如何在 Rust 中创建等效的 C 双指针? [英] How do I make the equivalent of a C double pointer in Rust?

问题描述

我开始将 C 代码移植到 Rust，但我对 Rust 中的工作方式感到困惑.这段代码的等价物是什么:

typedef struct Room {int xPos;内部位置；} 房间;无效主(){房间**房间；房间 = malloc(sizeof(Room)*8);}

解决方案

这段代码的等价物是什么

假设您的意思是一组 Room，容量为 8":

struct Room {x_pos: i32,y_pos: i32,}fn 主(){出租房间:Vec= Vec::with_capacity(8);}

在 Rust 中直接调用分配器是极其罕见的.一般来说，你有一个为你做这件事的集合.您通常也不会明确指定集合的​​项目类型，因为它可以通过您放入的内容推断出来，但是由于您的代码根本不使用 rooms，我们必须通知编译器.

正如评论中指出的，您不需要双指针.这相当于 Room *.如果你真的想要一个额外的间接级别，你可以添加 Box:

出租房间:Vec>= Vec::with_capacity(8);

<块引用>

如何制作等效于 C 的双指针

Rust 与 C 的优势之一是，在 C 中，您不知道 foo_t ** 的语义.谁应该释放每个指针?哪些指针是可变的?您可以在 Rust 中创建原始指针，但即使这样也需要指定可变性.这几乎不是您想要的:

出租房间:*mut *mut Room;

在某些 FFI 情况下，C 函数接受 foo_t ** 因为它想要修改传入的指针.在这些情况下，这样的事情是合理的:

不安全{让 mut 房间:*mut Room = std::ptr::null_mut();let room_ptr: *mut *mut Room = &mut room;}

I started porting C code to Rust, but I'm confused about how things work in Rust. What is the equivalent of this code:

typedef struct Room {
    int xPos;
    int yPos;
} Room;

void main (){
  Room **rooms;
  rooms = malloc(sizeof(Room)*8);
}

解决方案

What is the equivalent of this code

Assuming you mean "a collection of Rooms with capacity for 8":

struct Room {
    x_pos: i32,
    y_pos: i32,
}

fn main() {
    let rooms: Vec<Room> = Vec::with_capacity(8);
}

It's exceedingly rare to call the allocator directly in Rust. Generally, you have a collection that does that for you. You also don't usually explicitly specify the item type of the collection because it can be inferred by what you put in it, but since your code doesn't use rooms at all, we have to inform the compiler.

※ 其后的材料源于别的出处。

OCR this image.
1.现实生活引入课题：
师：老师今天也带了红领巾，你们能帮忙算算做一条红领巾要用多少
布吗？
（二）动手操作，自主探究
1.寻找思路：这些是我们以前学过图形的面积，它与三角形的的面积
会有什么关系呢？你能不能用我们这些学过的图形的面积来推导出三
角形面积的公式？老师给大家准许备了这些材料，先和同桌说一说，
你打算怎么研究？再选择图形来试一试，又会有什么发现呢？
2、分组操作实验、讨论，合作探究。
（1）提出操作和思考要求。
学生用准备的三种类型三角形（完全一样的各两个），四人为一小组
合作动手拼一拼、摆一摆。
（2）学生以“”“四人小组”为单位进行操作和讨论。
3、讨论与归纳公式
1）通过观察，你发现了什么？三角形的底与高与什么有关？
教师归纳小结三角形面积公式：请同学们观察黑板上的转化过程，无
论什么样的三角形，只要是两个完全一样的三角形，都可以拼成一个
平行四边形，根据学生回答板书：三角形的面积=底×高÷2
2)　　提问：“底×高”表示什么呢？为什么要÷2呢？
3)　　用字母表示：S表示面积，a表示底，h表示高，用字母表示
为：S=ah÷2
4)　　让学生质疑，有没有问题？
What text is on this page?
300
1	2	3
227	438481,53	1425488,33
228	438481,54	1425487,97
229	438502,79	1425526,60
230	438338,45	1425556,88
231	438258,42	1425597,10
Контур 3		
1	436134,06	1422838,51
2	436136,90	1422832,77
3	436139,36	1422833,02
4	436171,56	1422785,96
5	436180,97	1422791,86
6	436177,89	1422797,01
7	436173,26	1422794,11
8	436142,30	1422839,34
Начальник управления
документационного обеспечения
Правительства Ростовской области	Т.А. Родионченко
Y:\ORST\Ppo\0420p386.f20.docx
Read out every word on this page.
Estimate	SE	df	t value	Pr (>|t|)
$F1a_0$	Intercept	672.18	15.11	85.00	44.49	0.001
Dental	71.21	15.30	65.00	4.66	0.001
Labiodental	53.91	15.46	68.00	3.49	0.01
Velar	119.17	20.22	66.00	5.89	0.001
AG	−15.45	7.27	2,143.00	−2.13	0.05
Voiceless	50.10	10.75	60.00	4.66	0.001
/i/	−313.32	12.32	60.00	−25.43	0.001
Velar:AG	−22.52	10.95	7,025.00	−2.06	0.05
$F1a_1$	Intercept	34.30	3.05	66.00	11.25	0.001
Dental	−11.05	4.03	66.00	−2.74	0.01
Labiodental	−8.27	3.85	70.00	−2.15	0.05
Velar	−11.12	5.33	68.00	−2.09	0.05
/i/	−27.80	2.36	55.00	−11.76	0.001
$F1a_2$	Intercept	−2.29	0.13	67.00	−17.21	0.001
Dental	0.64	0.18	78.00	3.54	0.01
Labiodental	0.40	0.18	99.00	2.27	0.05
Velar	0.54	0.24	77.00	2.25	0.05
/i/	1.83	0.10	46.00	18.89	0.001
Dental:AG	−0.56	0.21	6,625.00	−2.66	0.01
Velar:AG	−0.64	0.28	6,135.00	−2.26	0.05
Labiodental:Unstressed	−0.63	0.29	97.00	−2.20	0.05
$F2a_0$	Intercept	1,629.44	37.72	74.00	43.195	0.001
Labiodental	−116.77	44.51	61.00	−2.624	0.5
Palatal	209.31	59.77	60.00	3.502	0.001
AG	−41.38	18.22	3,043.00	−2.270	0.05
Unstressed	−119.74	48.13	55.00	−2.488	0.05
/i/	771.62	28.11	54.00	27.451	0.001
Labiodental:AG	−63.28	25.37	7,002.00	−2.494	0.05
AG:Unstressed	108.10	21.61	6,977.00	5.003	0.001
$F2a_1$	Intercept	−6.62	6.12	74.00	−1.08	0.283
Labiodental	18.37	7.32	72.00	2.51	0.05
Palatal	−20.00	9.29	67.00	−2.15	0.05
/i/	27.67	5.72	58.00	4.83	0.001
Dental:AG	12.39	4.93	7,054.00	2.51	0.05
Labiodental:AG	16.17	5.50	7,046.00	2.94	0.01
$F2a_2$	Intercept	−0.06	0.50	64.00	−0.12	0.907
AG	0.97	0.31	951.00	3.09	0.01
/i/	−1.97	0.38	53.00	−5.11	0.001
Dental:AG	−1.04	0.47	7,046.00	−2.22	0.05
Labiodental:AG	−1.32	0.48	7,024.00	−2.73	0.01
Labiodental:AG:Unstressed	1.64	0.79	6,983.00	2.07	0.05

As pointed out in the comments, you don't need a double pointer. This is the equivalent of a Room *. If you really wanted an additional level of indirection, you could add Box:

let rooms: Vec<Box<Room>> = Vec::with_capacity(8);

How do I make the equivalent of a C double pointer

One of the benefits of Rust vs C is that in C, you don't know the semantics of a foo_t **. Who should free each of the pointers? Which pointers are mutable? You can create raw pointers in Rust, but even that requires specifying mutability. This is almost never what you want:

let rooms: *mut *mut Room;

In certain FFI cases, a C function accepts a foo_t ** because it wants to modify a passed-in pointer. In those cases, something like this is reasonable:

unsafe {
    let mut room: *mut Room = std::ptr::null_mut();
    let room_ptr: *mut *mut Room = &mut room;
}

这篇关于如何在 Rust 中创建等效的 C 双指针?的文章就介绍到这了，希望我们推荐的答案对大家有所帮助，也希望大家多多支持IT屋！